Back to the sewing machine. I hemmed front and back at 5/8”. I prefer a 1-1/4″ hem but the curve made for a lot of bulk. I preferred the much smoother 5/8″ hem and so I used it. I stitched the bust dart using thread in top and bobbin. Then switched to WST in the bobbin to stitch the new shoulder curve and 3.8″ side seams (instead of a 5/8″).

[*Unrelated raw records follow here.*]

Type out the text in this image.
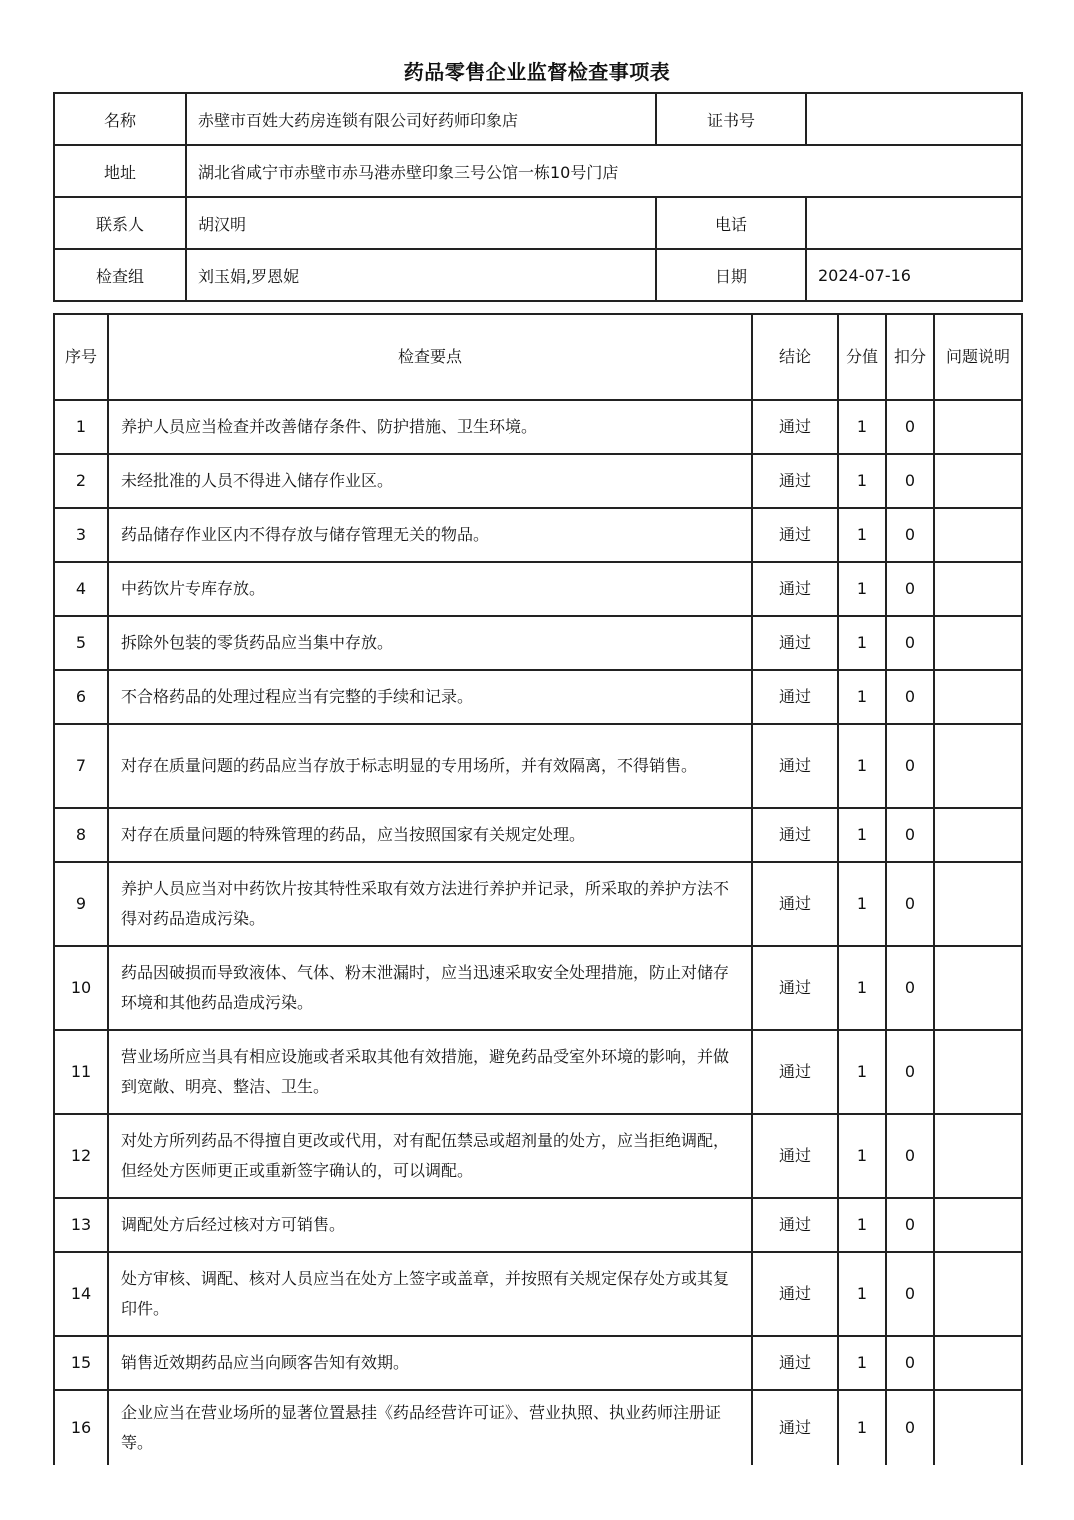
药品零售企业监督检查事项表
名称	赤壁市百姓大药房连锁有限公司好药师印象店	证书号	
地址	湖北省咸宁市赤壁市赤马港赤壁印象三号公馆一栋10号门店		
联系人	胡汉明	电话	
检查组	刘玉娟,罗恩妮	日期	2024-07-16
序号	检查要点	结论	分值	扣分	问题说明
1	养护人员应当检查并改善储存条件、防护措施、卫生环境。	通过	1	0	
2	未经批准的人员不得进入储存作业区。	通过	1	0	
3	药品储存作业区内不得存放与储存管理无关的物品。	通过	1	0	
4	中药饮片专库存放。	通过	1	0	
5	拆除外包装的零货药品应当集中存放。	通过	1	0	
6	不合格药品的处理过程应当有完整的手续和记录。	通过	1	0	
7	对存在质量问题的药品应当存放于标志明显的专用场所，并有效隔离，不得销售。	通过	1	0	
8	对存在质量问题的特殊管理的药品，应当按照国家有关规定处理。	通过	1	0	
9	养护人员应当对中药饮片按其特性采取有效方法进行养护并记录，所采取的养护方法不得对药品造成污染。	通过	1	0	
10	药品因破损而导致液体、气体、粉末泄漏时，应当迅速采取安全处理措施，防止对储存环境和其他药品造成污染。	通过	1	0	
11	营业场所应当具有相应设施或者采取其他有效措施，避免药品受室外环境的影响，并做到宽敞、明亮、整洁、卫生。	通过	1	0	
12	对处方所列药品不得擅自更改或代用，对有配伍禁忌或超剂量的处方，应当拒绝调配，但经处方医师更正或重新签字确认的，可以调配。	通过	1	0	
13	调配处方后经过核对方可销售。	通过	1	0	
14	处方审核、调配、核对人员应当在处方上签字或盖章，并按照有关规定保存处方或其复印件。	通过	1	0	
15	销售近效期药品应当向顾客告知有效期。	通过	1	0	
16	企业应当在营业场所的显著位置悬挂《药品经营许可证》、营业执照、执业药师注册证等。	通过	1	0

I want to focus on the side view. I’m so pleased that there are no U’s (or swags or drapes or whatever they are called), drag lines which drape from under bust, across the side seam and up to the back shoulder. I felt underarm tightness and believe the upper bodice drag lines are confirming. I’m also pleased that the front and back hem appear fairly level. The front may be slightly long. Which makes me think I didn’t have the shoulder seams correctly positioned on my body which could contribute to some of those upper bodice drag lines and the feeling of tightness. The thing with garment construction is that the same drag line could indicate a few different issues. It’s up to us, the dressmakers, to understand how the body is effecting the fabric.
The rest of the back drag lines, I’m calling “velcro butt”. I suffer with this even with the slickest of fabrics. I’m investigating using fine chains and flat washers. Both are commonly used is jackets and coats. Never seen them on dresses or blouses but I’m willing to make history if it helps with my velcro issue.
Oddly my front suddenly looks too big. I’ve added a mere 1/4″ ease to the front. I just don’t think it should have made that great a difference from the previous fit.
Happily this gives me direction. I need to scoop out the underarm. As I understand it now (initially I didn’t get this fact), the armscye is shortened by the increased slope and must be returned to it’s former depth and shape. I’ll also offset the side seams so that the back retains the ease of the 3/8″ SA but the front benefits from the 5/8″ SA.